Hi Dan, thanks for your response. Is there a way to get the universe size before generating the pipeline output. My goal is to alter the size of the pipeline based on some filters I have in the pipeline creation.

def make_pipeline(context)
mkt_cap_filter = morningstar.valuation.market_cap.latest >= 5000000000
universe = Q1500US() & mkt_cap_filter
""" here I want to determine how many equities are there in the universe object, my goal is to make NUM_LONG and NUM_SHORT that go into
my pipeline output determined based on size of universe at this point.
"""

You could write a small CustomFactor to accomplish this.

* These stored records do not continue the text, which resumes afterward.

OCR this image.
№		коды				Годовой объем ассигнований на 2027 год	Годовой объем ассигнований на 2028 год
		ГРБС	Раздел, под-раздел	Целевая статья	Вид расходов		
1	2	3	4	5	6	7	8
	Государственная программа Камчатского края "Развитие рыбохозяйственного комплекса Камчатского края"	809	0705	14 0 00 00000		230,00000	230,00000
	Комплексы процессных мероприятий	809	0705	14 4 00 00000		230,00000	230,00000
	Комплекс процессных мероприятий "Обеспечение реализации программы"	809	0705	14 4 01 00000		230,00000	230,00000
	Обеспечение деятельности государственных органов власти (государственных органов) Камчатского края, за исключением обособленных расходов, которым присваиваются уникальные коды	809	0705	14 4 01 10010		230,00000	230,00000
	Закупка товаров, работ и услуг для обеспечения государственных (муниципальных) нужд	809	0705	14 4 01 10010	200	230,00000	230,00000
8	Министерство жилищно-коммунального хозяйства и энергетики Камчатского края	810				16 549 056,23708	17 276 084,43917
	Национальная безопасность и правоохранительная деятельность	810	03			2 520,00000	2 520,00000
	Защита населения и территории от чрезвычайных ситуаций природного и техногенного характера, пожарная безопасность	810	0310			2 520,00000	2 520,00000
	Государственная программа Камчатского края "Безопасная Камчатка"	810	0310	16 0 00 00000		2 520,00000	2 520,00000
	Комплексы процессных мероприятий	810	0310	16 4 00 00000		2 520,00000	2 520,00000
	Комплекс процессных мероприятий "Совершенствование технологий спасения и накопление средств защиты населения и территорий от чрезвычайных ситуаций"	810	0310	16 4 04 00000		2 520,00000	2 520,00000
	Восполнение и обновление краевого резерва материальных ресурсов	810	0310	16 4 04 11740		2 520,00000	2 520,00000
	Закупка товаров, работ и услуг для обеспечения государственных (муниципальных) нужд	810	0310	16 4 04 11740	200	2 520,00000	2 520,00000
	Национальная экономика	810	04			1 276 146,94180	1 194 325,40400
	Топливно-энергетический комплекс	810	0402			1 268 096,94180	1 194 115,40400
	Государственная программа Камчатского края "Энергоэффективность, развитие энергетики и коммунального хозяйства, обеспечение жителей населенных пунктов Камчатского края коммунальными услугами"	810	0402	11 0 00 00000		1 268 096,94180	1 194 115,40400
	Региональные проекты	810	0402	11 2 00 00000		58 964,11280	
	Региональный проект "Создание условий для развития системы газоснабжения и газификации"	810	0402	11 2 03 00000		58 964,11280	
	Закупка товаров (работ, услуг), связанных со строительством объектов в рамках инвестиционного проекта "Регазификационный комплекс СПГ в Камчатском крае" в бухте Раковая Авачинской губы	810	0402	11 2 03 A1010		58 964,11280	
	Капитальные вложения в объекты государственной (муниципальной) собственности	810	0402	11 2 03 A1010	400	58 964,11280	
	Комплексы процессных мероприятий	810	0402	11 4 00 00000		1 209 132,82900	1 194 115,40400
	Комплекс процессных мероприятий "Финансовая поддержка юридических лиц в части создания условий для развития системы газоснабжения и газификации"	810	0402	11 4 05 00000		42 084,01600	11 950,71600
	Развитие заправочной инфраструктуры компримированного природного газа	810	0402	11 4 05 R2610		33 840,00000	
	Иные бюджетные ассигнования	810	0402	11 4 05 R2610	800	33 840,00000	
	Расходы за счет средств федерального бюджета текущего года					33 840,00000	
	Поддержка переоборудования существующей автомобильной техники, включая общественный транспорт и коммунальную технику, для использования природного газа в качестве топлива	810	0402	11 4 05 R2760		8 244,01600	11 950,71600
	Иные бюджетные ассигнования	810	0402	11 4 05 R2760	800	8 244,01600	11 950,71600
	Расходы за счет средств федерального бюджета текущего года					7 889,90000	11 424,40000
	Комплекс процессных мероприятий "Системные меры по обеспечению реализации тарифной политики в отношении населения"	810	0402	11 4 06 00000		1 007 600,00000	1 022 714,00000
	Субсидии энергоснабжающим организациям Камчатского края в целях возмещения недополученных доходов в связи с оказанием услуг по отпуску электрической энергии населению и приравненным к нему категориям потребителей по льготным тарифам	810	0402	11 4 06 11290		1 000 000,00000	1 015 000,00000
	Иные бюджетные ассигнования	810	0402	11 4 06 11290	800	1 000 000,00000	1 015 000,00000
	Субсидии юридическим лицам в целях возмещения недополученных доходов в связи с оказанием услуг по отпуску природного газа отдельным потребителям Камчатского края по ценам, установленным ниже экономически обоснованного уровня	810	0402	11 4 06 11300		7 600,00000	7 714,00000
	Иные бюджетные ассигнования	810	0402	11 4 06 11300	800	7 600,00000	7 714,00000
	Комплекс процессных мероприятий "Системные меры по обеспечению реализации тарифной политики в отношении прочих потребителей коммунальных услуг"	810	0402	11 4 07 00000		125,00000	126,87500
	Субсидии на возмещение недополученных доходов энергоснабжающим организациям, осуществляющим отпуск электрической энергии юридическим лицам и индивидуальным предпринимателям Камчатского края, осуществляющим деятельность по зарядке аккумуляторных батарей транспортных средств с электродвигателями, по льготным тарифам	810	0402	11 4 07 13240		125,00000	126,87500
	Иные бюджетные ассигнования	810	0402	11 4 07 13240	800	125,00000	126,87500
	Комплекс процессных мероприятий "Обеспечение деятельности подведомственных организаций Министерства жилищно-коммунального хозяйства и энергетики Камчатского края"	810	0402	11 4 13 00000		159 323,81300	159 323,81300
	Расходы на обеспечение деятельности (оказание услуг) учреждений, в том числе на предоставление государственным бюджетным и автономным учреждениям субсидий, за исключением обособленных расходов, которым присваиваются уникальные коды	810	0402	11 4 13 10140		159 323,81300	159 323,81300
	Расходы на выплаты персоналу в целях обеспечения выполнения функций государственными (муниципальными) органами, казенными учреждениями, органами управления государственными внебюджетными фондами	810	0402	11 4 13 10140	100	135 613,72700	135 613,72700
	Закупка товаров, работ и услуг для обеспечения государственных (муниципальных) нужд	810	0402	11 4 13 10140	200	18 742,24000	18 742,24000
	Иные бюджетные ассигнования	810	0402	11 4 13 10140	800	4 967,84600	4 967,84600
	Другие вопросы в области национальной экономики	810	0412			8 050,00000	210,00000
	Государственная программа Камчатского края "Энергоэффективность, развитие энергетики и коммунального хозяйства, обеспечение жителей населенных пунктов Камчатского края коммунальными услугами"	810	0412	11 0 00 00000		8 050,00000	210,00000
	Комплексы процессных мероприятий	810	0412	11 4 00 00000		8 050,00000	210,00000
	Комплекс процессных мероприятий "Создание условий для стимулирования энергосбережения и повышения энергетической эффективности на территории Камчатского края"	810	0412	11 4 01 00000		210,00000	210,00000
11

Something like this..

class UniverseSize(CustomFactor):  
    inputs = [USEquityPricing.close]  
    window_length = 1


    def compute(self, today, assets, out, securities):  
        out[:] = len(assets)

That would result in a factor with the same value for all securities and that value would be the number off assets passed to the factor. If no mask is set when instantiating the factor, then this would be all assets in the Q database. If a mask is supplied, it would be a subset defined by the mask.

You may be better off putting all your logic into a single custom factor where you can use this length within if statements etc to branch depending upon size.

However, as a philosophical point, I'd argue that maybe this type of logic isn't appropriate inside the pipeline definition. The fundamental purpose of the pipeline is to fetch data. Fundamentally, the pipeline definition is simply to specify what data to fetch. The fact that you can do some simple logic within the definition doesn't mean you must.

I'm a proponent of separating the data from the logic. Define all the data (ie the columns) you need within the pipeline definition. Fetch that data each day in the 'before_trading_start'. That data is returned in a neat powerful pandas dataframe using the 'pipline_output' method. Then perform whatever logic your algo requires using that data at that time. You can then slice and dice and add and subtract columns from the returned dataframe using the many pandas methods which typically give much more flexibility than the factor and filter methods.

Hi Dan, thanks for your idea. I will try it out.